The following two settings are relevant for limiting the input that is sent to the writers:

  • maxfiles - max number of files that are merged by a writer
  • maxbytes - max number of bytes that is processed by a writer

It is especially worth investigating whether it is worthwhile to start tweaking these settings if you discover that your algorithm spends a lot of time in the final write phase.

Setting modulo vs setting input limits

Both the modulo setting and the maxfiles and maxbytes settings are useful when you discover that much time is lost in the write phase of your mapreduce algorithm. Which tuning parameter is better to use?

Incrementing the modulo is often the most effective way to increase the performance of your algorithm, but has one very big downside: you suddenly get multiple writer processes, and if you try to write to a single resource (like a file), this leads to all sorts of other challenges. If that is a problem, you can then first try to limit the input parameters.

Setting the input parameters (maxfiles and maxbytes) is especially effective if the output from the mapper processes still contains a lot of data with similar keys, in other words: if there is still a lot of data to reduce after the mapper phase, and the extra reducers that are started can really make a difference.

Reducing the number of processes

Besides the tuning parameters mentioned above, which are used to improve the performance of the algorithm, you can also use a couple of parameters to slow the algorithm down:

  • maxprocesses - max total number of processes to run simultaneously
  • maxmappers - max number of mapper processes to run simultaneously
  • maxreducers - max number of intermediate reducer processes to run simultaneously
  • maxwriters - max number of writer processes to run simultaneously

By default, Yothalot sets no limit on the max number of processes: it starts up as many jobs as it can, using the capacity of the entire Yothalot cluster to the max. However, if you want to limit this (for example because you don't want that one application or one customer uses all the resources, potentially blocking others) you can set the maxprocesses parameters. This ensures that for a specific job, there will never be more than this number of processes running.

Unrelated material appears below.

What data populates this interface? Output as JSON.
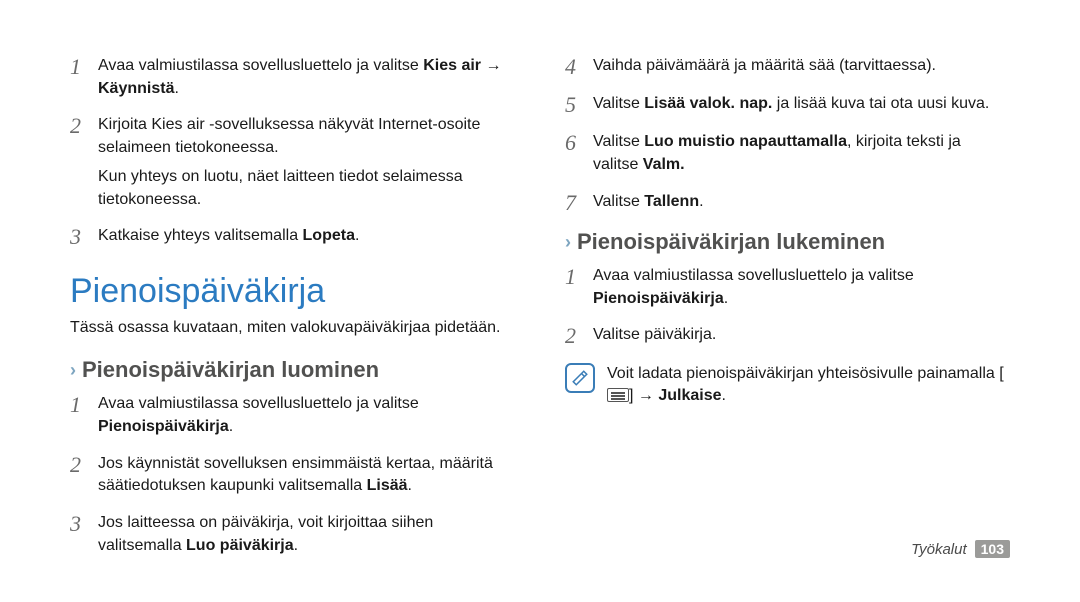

If you know that one specific phase of your algorithm uses a limited resource, you can also limit the number of mappers or writers that are started. For example, if your writer make a connection to a database, you probably don't want a full Yothalot cluster of 1000 CPU's all connect to the same database at the same time. In such a setup you can set the maxwriter setting to four, ensuring that there will at most be four writers running at the same time during the writer phase, and your database does not get overloaded. The maxmappers can be used in a similar fashion to limit the number of mappers that may run.

A special word of warning about the maxreducer setting. During all phases of the mapreduce algorithm (the mapping, the reducing and the writing) values are being reduced and calls to the user-supplied reduce() method are made. The maxreducers setting only limits the number of pure reducer processes that are started, but does not limit the number of mappers and writers, which could also make calls to your reduce() method. If you want to restrict the number of processes that can make calls to the user-supplied reduce() function at the same time (for example because you use a database connection inside the reduce() method), you better use the maxprocesses setting.

Write intermediate files directly to GlusterFS

By default all the intermediate files are written to the local filesystem and are only written to GlusterFS during the reduce phase. This is mostly to avoid huge loads on GlusterFS. In case you only have very little mappers or multiple mappers are unlikely to run on the same server you can turn this feature off. You turn this feature off by setting local to false.